Rugby

World Rugby announces postponement of July tests

AP, Kyodo

World Rugby has postponed July test matches involving southern and northern hemisphere nations because of ongoing restrictions on international travel during the coronavirus pandemic.

The sport’s international governing body issued statement Friday saying the mid-year test window will be rescheduled when cross-border travel and quarantine regulations are relaxed.

New Zealand had been scheduled to play Wales and Scotland, Australia was set to play Ireland and Fiji and South Africa had planned to host Scotland and Georgia, while Japan was scheduled to welcome England back to the country for the first time since the 2019 Rugby World Cup.

World Rugby said the postponement is due "to ongoing government and health agency COVID-19 directives.”

"Extended travel and quarantine restrictions that apply to numerous countries and concerns over adequate player preparation time mean that any sort of cross-border international rugby competition cannot be hosted in July,” World Rugby said.

The Super Rugby season was suspended in March, but participating countries are planning domestic tournaments to off-set the lost provincial games.
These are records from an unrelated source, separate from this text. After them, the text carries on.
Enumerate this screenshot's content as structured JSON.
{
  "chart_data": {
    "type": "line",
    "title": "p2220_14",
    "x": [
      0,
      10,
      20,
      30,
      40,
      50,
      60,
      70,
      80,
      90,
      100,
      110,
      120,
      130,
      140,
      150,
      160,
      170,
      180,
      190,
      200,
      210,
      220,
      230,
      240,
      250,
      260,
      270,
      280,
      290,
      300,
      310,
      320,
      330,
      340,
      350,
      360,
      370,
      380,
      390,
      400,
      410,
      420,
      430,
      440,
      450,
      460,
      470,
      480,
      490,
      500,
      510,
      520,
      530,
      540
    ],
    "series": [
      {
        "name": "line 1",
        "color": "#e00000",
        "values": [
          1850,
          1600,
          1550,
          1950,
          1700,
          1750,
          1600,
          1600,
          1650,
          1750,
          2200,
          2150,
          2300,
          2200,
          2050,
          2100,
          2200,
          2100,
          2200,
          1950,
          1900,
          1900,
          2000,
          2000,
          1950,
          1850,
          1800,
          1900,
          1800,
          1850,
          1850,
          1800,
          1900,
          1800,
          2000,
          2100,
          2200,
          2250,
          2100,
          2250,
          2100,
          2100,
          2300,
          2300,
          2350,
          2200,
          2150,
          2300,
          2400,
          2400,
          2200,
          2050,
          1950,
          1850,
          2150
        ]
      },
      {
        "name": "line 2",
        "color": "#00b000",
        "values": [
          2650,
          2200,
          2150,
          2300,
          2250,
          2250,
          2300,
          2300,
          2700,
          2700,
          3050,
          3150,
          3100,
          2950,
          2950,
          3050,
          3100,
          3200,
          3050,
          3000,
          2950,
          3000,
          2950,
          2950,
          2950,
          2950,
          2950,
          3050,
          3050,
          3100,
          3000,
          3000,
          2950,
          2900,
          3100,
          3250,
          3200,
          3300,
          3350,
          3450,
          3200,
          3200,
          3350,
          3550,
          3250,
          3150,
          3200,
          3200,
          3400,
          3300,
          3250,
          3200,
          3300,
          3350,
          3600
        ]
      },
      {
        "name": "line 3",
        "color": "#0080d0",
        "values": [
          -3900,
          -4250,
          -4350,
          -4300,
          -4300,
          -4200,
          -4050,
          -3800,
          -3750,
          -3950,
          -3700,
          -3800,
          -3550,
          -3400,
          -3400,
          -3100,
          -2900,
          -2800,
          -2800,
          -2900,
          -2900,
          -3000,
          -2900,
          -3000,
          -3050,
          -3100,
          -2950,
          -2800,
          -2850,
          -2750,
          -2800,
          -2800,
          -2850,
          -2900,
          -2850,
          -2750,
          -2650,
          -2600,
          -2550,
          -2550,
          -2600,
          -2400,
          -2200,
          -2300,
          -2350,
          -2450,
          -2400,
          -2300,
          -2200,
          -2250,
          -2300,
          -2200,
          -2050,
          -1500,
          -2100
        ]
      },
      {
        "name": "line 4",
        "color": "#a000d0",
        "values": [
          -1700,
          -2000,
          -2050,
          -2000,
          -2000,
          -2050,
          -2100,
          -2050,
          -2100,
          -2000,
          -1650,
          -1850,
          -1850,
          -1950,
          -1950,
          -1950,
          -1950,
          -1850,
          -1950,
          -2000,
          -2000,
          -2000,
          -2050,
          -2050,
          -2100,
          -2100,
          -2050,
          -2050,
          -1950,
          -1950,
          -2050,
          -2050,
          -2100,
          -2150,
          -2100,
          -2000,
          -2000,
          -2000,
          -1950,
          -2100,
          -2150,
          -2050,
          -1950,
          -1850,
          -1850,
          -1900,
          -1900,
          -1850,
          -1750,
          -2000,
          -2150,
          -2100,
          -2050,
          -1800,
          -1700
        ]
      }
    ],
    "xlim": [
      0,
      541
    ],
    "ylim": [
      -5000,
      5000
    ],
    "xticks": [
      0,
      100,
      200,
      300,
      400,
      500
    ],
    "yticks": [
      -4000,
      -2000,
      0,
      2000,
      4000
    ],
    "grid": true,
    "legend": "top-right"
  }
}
New Zealand’s Super Rugby teams will play a 10-week competition starting next month, and Australia’s Super Rugby clubs are aiming for a July restart.

In terms of test matches, World Rugby said it will continue to monitor the potential impact on the remaining 2020 international windows.

It said consultation would take place with member unions, professional clubs and the International Rugby Players Association "with a view to achieving an aligned calendar for the remainder of the year.”

October is a shaping as a potential time to stage the postponed matches. Strict lockdown measures are being gradually eased in New Zealand and Australia from this week, and there's been talk of resuming travel between the neighboring countries in a so-called "Tasman bubble.”

South Africa Rugby Union chief executive Jurie Roux said any rescheduling of the July tests "will have player health, welfare and appropriate return-to-play protocols at heart.”

As for the future timing, Roux said it would be "inappropriate to comment of potential solutions during a fluid and important consultation process.”

Jamie Joseph's Brave Blossoms were scheduled to play a one-off test against Wales on June 27 in Fukuroi, Shizuoka Prefecture, and a two-match series against Rugby World Cup runner-up England on July 4 and 11 in Oita and Kobe, respectively.

New Zealand had been scheduled play Wales at Auckland on July 4, at Wellington on July 11 and Scotland at Dunedin on July 18.

"With so much uncertainty around international travel because of the Covid-19 pandemic, the decision was really taken out of our hands,” NZ Rugby chief executive Mark Robinson said. "From a New Zealand point of view, we are taking a pragmatic approach to the international test program.

"We are working hard to explore any and every opportunity to play All Blacks tests as well as Black Ferns (women's) tests this year and watching with keen interest any government discussions on a possible trans-Tasman (travel) bubble with Australia.”

The June or July test window is an established part of the international rugby season, when northern hemisphere nations travel to the southern hemisphere for test series and when tournaments such as the Pacific Nations Cup are played, involving Pacific Island nations and Japan, Canada and the United States.